A whistleblower has revealed that 50 million patient medical records have been acquired by Google. Have these patients given Google their consent? They have not.
In fact, almost all these patients were unaware that Google obtained their records, or even that this sensitive data was for sale. What’s even worse is that these records were not “de-identified” — meaning that personal details such as names, date of birth, and location, could still attached to each medical record.
So what does Google have to gain and everyone else have to lose?
In short, the stakes are high. Google has one other method to monetize that data. Remember, the value of personal data is worth more than the oil industry’s market cap.
Yet, if this data gets into the wrong hands, a whole lot can go wrong. Employers often don’t want to recruit workers with chronic illnesses because of the cost of insurance premiums. Not everyone wants to publicize their stint in rehab.
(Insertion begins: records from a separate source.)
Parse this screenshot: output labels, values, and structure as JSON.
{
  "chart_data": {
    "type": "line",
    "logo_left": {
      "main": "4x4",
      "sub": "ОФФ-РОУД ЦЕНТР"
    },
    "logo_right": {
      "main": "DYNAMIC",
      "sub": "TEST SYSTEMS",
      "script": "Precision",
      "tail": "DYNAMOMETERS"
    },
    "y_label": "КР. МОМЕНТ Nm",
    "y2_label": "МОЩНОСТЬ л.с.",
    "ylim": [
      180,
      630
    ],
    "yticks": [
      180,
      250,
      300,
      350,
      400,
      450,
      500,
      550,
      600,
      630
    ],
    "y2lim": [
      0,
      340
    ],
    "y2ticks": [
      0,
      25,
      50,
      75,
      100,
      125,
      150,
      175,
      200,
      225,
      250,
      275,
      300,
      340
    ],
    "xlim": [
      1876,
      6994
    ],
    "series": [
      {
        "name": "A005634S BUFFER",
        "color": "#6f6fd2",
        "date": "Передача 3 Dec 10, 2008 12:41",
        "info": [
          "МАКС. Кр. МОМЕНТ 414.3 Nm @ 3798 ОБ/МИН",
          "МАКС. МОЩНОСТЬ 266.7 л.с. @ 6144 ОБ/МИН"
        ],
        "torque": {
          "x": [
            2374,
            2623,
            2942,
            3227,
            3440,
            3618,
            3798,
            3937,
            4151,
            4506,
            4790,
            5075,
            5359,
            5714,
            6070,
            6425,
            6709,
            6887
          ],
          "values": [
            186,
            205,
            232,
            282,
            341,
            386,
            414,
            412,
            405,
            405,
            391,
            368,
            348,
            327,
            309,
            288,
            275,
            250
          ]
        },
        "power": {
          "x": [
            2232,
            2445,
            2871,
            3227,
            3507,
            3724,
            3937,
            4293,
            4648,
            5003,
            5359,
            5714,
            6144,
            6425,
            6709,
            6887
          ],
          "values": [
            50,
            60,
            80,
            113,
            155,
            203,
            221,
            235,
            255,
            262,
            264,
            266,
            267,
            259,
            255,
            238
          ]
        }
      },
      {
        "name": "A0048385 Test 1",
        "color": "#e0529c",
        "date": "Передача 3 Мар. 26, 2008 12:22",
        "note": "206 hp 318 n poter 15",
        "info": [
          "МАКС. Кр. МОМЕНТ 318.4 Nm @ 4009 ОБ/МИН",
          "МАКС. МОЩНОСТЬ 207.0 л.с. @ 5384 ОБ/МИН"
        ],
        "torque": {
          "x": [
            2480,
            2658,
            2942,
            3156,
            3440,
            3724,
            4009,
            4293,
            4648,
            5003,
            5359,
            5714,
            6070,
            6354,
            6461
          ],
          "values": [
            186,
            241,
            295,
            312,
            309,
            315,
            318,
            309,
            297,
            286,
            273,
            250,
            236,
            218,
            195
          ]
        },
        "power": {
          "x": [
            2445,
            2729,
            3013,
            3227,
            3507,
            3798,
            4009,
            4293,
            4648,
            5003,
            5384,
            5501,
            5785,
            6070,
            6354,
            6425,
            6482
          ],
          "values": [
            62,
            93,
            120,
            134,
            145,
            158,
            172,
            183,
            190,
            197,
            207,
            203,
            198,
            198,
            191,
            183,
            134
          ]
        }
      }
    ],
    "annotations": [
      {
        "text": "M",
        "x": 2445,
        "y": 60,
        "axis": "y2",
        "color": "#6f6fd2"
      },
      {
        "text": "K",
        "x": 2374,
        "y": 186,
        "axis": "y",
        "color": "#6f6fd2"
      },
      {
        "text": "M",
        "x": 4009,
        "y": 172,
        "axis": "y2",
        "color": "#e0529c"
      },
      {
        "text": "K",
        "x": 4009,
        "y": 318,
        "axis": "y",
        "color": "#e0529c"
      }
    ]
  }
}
Even though 1 in 4 people are affected by mental illness, this is still a plight with much social stigma.
Should 50 million people have the choice to opt out of Google collecting their medical records? Indeed, they should. Currently, they’re not given that choice.
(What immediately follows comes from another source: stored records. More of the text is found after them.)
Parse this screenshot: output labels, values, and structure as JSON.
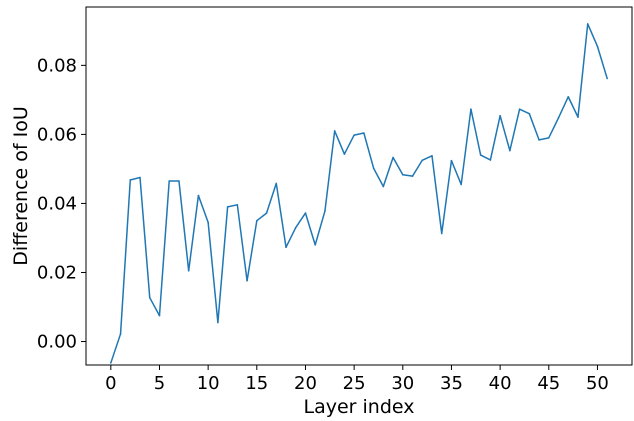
{
  "chart_data": {
    "type": "line",
    "title": "",
    "xlabel": "Layer index",
    "ylabel": "Difference of IoU",
    "xlim": [
      -2.55,
      53.55
    ],
    "ylim": [
      -0.0068,
      0.0969
    ],
    "xticks": [
      0,
      5,
      10,
      15,
      20,
      25,
      30,
      35,
      40,
      45,
      50
    ],
    "xtick_labels": [
      "0",
      "5",
      "10",
      "15",
      "20",
      "25",
      "30",
      "35",
      "40",
      "45",
      "50"
    ],
    "yticks": [
      0.0,
      0.02,
      0.04,
      0.06,
      0.08
    ],
    "ytick_labels": [
      "0.00",
      "0.02",
      "0.04",
      "0.06",
      "0.08"
    ],
    "grid": false,
    "legend": null,
    "series": [
      {
        "color": "#1f77b4",
        "x": [
          0,
          1,
          2,
          3,
          4,
          5,
          6,
          7,
          8,
          9,
          10,
          11,
          12,
          13,
          14,
          15,
          16,
          17,
          18,
          19,
          20,
          21,
          22,
          23,
          24,
          25,
          26,
          27,
          28,
          29,
          30,
          31,
          32,
          33,
          34,
          35,
          36,
          37,
          38,
          39,
          40,
          41,
          42,
          43,
          44,
          45,
          46,
          47,
          48,
          49,
          50,
          51
        ],
        "values": [
          -0.0062,
          0.0022,
          0.0468,
          0.0475,
          0.0127,
          0.0075,
          0.0465,
          0.0465,
          0.0205,
          0.0423,
          0.0345,
          0.0055,
          0.039,
          0.0396,
          0.0176,
          0.035,
          0.0372,
          0.0458,
          0.0273,
          0.033,
          0.0372,
          0.028,
          0.0378,
          0.061,
          0.0543,
          0.0598,
          0.0604,
          0.0502,
          0.0449,
          0.0533,
          0.0483,
          0.0479,
          0.0525,
          0.0538,
          0.0313,
          0.0524,
          0.0455,
          0.0673,
          0.054,
          0.0526,
          0.0654,
          0.0553,
          0.0673,
          0.066,
          0.0584,
          0.059,
          0.0648,
          0.0709,
          0.065,
          0.092,
          0.0855,
          0.0762
        ]
      }
    ]
  }
}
Google apologists — and there are many — may clap back by saying, “What about the great potential good that may come from researching this data?”
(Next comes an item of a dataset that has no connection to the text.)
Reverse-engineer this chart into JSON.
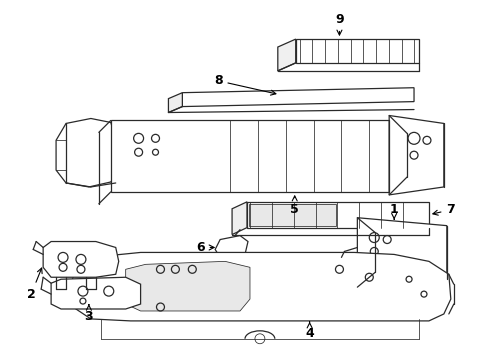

I, of course, acknowledge that people often trade their privacy for the benefit of convenience. For example, providing Google with your name may allow them to build services tailored to your preferences. But the implication here is consent. Providing information to Google should be done voluntarily on a case by case basis — not wholesale.
Data collection should start and end with consent, especially when it comes to anything medical. It’s your body. Therefore, it should be your choice.